Früherkennungssysteme, verpflichtende Kontrolltermine beim Kinderarzt – sie könnten helfen, die Kinder zu finden, bevor es zu spät ist, meinen die Familienpolitiker. Nachdem das bisherige Instrumentarium nicht zuverlässig funktioniert, wenn Kinder vor ihren Eltern geschützt werden müssen, könnte so etwas besser wirken. Das könnte sein. Es könnte aber auch sein, dass sich nichts ändert. Dann gehen die, die bisher schon brav zum Arzt gingen, weiter zum Arzt. Sie bewerben sich um Überforderte-Eltern-Angebote, sie finden sich in Mütter- Gruppen ein. Wie bisher. Die aber, die gemeint sind, kommen vielleicht, möglicherweise, wahrscheinlich auch dann nicht, wenn gedroht wird. Die Aggression oder die Gleichgültigkeit, mit der die Eltern misshandelter und vernachlässigter Kinder ihrem Nachwuchs begegnen, werden durch Interventionen „von oben“ nicht behoben. Das Finden wirksamer Hilfen aber taugt nicht für eine ideologische Debatte um die Grenzen staatlicher Erziehungskunst. Darum sollen sich Erzieher, Kinderärzte, Soziologen kümmern – und zwar schnell.

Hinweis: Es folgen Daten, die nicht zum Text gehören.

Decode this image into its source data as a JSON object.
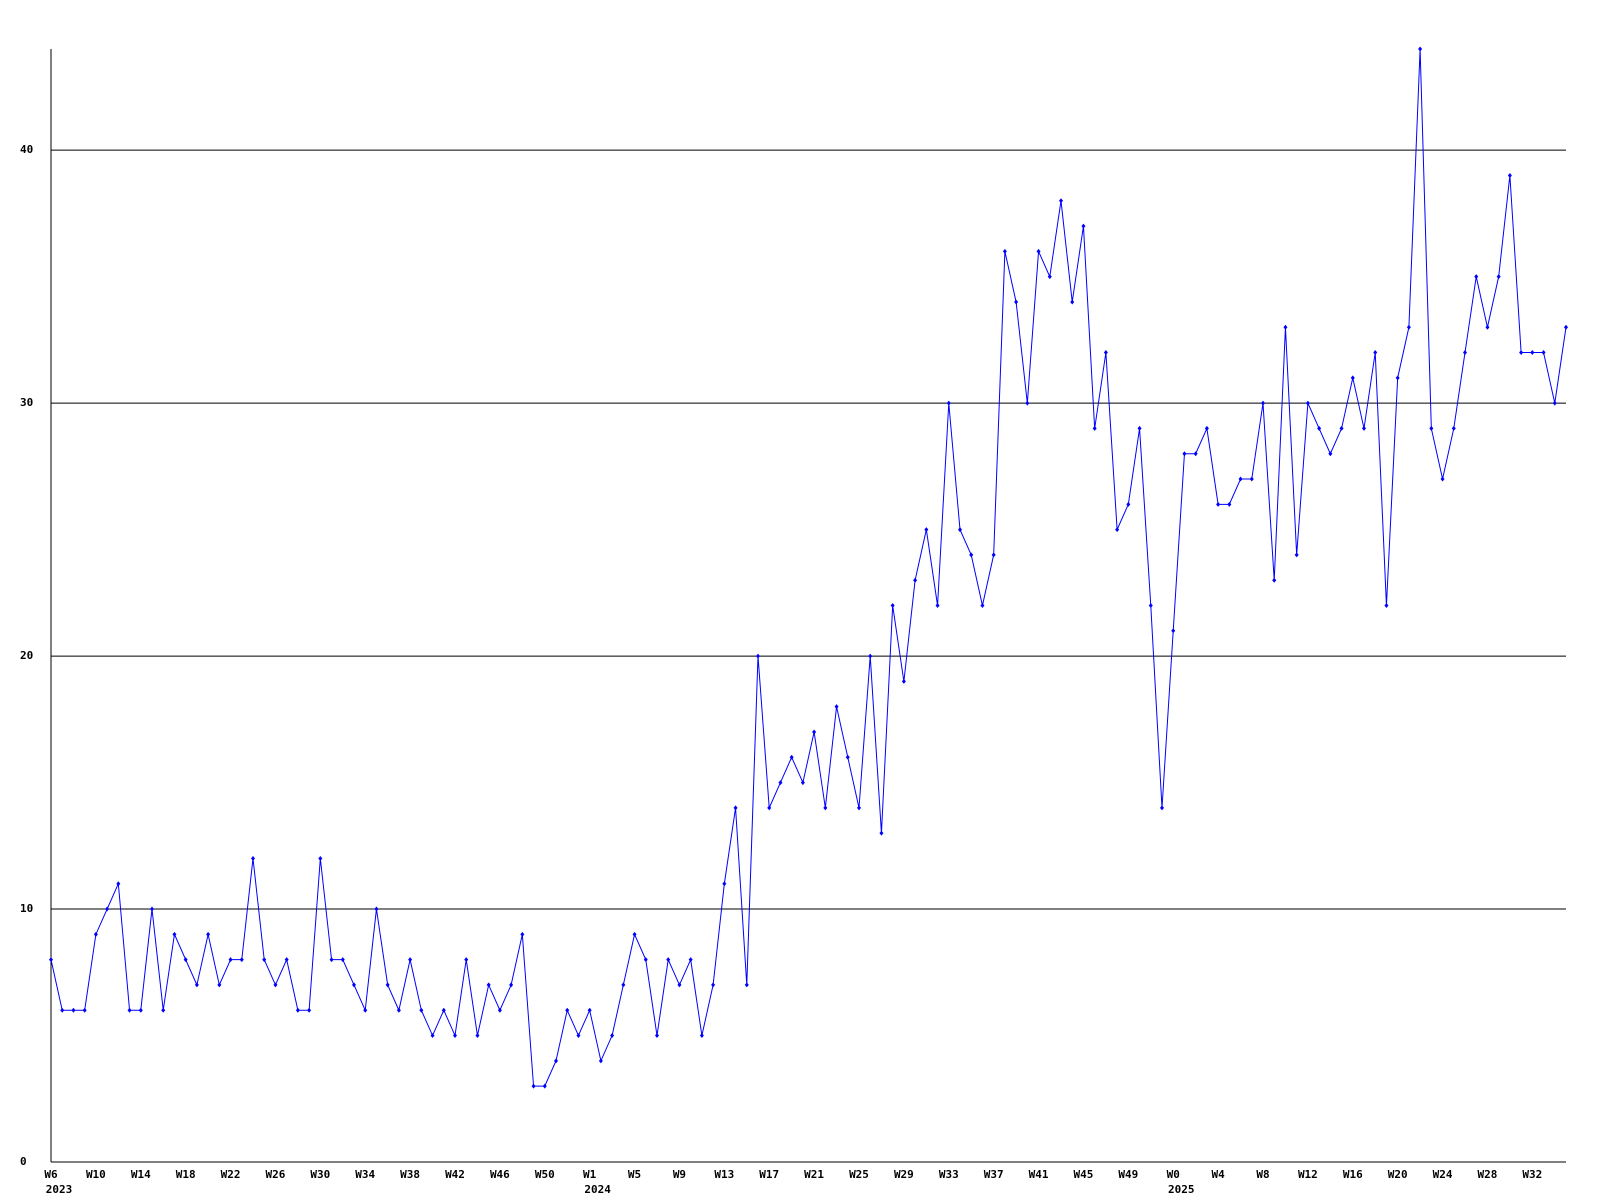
{
  "chart_data": {
    "type": "line",
    "categories": [
      "W6",
      null,
      null,
      null,
      "W10",
      null,
      null,
      null,
      "W14",
      null,
      null,
      null,
      "W18",
      null,
      null,
      null,
      "W22",
      null,
      null,
      null,
      "W26",
      null,
      null,
      null,
      "W30",
      null,
      null,
      null,
      "W34",
      null,
      null,
      null,
      "W38",
      null,
      null,
      null,
      "W42",
      null,
      null,
      null,
      "W46",
      null,
      null,
      null,
      "W50",
      null,
      null,
      null,
      "W1",
      null,
      null,
      null,
      "W5",
      null,
      null,
      null,
      "W9",
      null,
      null,
      null,
      "W13",
      null,
      null,
      null,
      "W17",
      null,
      null,
      null,
      "W21",
      null,
      null,
      null,
      "W25",
      null,
      null,
      null,
      "W29",
      null,
      null,
      null,
      "W33",
      null,
      null,
      null,
      "W37",
      null,
      null,
      null,
      "W41",
      null,
      null,
      null,
      "W45",
      null,
      null,
      null,
      "W49",
      null,
      null,
      null,
      "W0",
      null,
      null,
      null,
      "W4",
      null,
      null,
      null,
      "W8",
      null,
      null,
      null,
      "W12",
      null,
      null,
      null,
      "W16",
      null,
      null,
      null,
      "W20",
      null,
      null,
      null,
      "W24",
      null,
      null,
      null,
      "W28",
      null,
      null,
      null,
      "W32",
      null,
      null,
      null
    ],
    "years": [
      "2023",
      null,
      null,
      null,
      null,
      null,
      null,
      null,
      null,
      null,
      null,
      null,
      null,
      null,
      null,
      null,
      null,
      null,
      null,
      null,
      null,
      null,
      null,
      null,
      null,
      null,
      null,
      null,
      null,
      null,
      null,
      null,
      null,
      null,
      null,
      null,
      null,
      null,
      null,
      null,
      null,
      null,
      null,
      null,
      null,
      null,
      null,
      null,
      "2024",
      null,
      null,
      null,
      null,
      null,
      null,
      null,
      null,
      null,
      null,
      null,
      null,
      null,
      null,
      null,
      null,
      null,
      null,
      null,
      null,
      null,
      null,
      null,
      null,
      null,
      null,
      null,
      null,
      null,
      null,
      null,
      null,
      null,
      null,
      null,
      null,
      null,
      null,
      null,
      null,
      null,
      null,
      null,
      null,
      null,
      null,
      null,
      null,
      null,
      null,
      null,
      "2025",
      null,
      null,
      null,
      null,
      null,
      null,
      null,
      null,
      null,
      null,
      null,
      null,
      null,
      null,
      null,
      null,
      null,
      null,
      null,
      null,
      null,
      null,
      null,
      null,
      null,
      null,
      null,
      null,
      null,
      null,
      null,
      null,
      null,
      null,
      null
    ],
    "series": [
      {
        "color": "#0000ff",
        "values": [
          8,
          6,
          6,
          6,
          9,
          10,
          11,
          6,
          6,
          10,
          6,
          9,
          8,
          7,
          9,
          7,
          8,
          8,
          12,
          8,
          7,
          8,
          6,
          6,
          12,
          8,
          8,
          7,
          6,
          10,
          7,
          6,
          8,
          6,
          5,
          6,
          5,
          8,
          5,
          7,
          6,
          7,
          9,
          3,
          3,
          4,
          6,
          5,
          6,
          4,
          5,
          7,
          9,
          8,
          5,
          8,
          7,
          8,
          5,
          7,
          11,
          14,
          7,
          20,
          14,
          15,
          16,
          15,
          17,
          14,
          18,
          16,
          14,
          20,
          13,
          22,
          19,
          23,
          25,
          22,
          30,
          25,
          24,
          22,
          24,
          36,
          34,
          30,
          36,
          35,
          38,
          34,
          37,
          29,
          32,
          25,
          26,
          29,
          22,
          14,
          21,
          28,
          28,
          29,
          26,
          26,
          27,
          27,
          30,
          23,
          33,
          24,
          30,
          29,
          28,
          29,
          31,
          29,
          32,
          22,
          31,
          33,
          44,
          29,
          27,
          29,
          32,
          35,
          33,
          35,
          39,
          32,
          32,
          32,
          30,
          33
        ]
      }
    ],
    "ylim": [
      0,
      44
    ],
    "yticks": [
      0,
      10,
      20,
      30,
      40
    ],
    "grid": true
  }
}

Um den Konflikt dahinter aber lohnt sich jede Grundsatzdebatte: Da geht es um die Haltung einer Gesellschaft zu ihren Kindern, um die Verantwortung gegenüber den Unmündigen und Schwachen in ihrer Mitte und um die Freiheit des Einzelnen. Ein selbstbewusstes Bürgertum wird auch künftig für eine gute Balance zwischen diesen Polen kämpfen.